Everyone is different. That’s what makes relationships so complicated. We all need and want just what we need and want. Some people are willing to make compromises, some aren’t. Some women want a nice guy, some want an asshole. Some men care about nothing but a skinny girl, some want to be with someone who is confident and smart. Some of us want it all, wrapped up with a lovely bow.
So while it’s easy to try to put everyone you meet in some neat little box, it just won’t really work.
I’m working on my attitude, and really learning to think about things before forming an opinion. I’m keeping in mind that it’s pretty ridiculous to pigeonhole someone simply because of gender, since I don’t like it when that’s done to me. I think it’s important to be cautious and to use your experience as your guide, but not to let your fear get in the way of something that might be good for you.

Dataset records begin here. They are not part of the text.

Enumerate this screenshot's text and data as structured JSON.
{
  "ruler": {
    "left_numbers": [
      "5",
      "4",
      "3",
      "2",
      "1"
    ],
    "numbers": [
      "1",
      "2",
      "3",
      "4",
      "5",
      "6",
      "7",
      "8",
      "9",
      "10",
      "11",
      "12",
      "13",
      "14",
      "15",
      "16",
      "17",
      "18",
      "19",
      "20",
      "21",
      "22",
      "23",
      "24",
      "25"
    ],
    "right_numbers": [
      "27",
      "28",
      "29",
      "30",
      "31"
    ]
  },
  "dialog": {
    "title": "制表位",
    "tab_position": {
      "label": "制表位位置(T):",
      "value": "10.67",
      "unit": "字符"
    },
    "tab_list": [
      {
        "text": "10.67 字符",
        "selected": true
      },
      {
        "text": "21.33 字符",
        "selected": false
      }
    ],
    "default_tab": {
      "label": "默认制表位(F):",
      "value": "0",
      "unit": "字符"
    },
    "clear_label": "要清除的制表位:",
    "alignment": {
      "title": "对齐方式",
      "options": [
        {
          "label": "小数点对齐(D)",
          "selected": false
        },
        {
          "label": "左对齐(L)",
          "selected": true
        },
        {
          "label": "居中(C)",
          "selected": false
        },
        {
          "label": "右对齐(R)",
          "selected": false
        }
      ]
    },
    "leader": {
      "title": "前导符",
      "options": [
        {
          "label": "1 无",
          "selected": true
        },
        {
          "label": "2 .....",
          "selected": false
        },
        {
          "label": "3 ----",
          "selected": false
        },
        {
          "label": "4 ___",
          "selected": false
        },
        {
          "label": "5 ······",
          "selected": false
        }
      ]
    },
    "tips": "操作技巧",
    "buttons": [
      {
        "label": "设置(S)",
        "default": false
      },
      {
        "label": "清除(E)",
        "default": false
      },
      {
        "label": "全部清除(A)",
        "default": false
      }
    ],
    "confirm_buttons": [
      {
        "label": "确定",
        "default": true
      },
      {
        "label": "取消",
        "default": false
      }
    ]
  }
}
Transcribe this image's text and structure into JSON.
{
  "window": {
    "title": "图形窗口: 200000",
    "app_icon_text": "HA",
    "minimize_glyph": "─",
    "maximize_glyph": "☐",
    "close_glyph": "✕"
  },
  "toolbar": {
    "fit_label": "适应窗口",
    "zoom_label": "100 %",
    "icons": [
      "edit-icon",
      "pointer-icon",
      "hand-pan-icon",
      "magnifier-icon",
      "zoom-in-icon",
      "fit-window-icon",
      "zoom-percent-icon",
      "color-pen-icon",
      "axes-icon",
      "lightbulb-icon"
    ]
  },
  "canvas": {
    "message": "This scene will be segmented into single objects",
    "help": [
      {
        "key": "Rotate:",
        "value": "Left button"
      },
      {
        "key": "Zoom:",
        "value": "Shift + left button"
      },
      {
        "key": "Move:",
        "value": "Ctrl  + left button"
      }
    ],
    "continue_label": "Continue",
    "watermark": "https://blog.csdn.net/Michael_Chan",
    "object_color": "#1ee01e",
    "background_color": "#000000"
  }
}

Life is hard, y’all. And this maturity thing is for the birds.
And a note to my girlfriends: If you’re going to get all outraged that he couldn’t look past the size of your ass and see the real and wonderful you as a human being? You best the fuck not count some guy out because of a bald spot. It oozes hypocrisy and it’s kind of disgusting. Also, he can probably do less about that bald spot than you can do about the size of your ass. Just sayin’.
Yes, this is coming from someone who doesn’t really like to date guys who are shorter, but there’s a REASON for that. Shallow as it may be. And it’s not even about height. So there. Also, I like to think I’d give anyone a shot who impressed me in some way, unless I just legitimately couldn’t stand to look at him. Funny goes a long way, but attraction is key.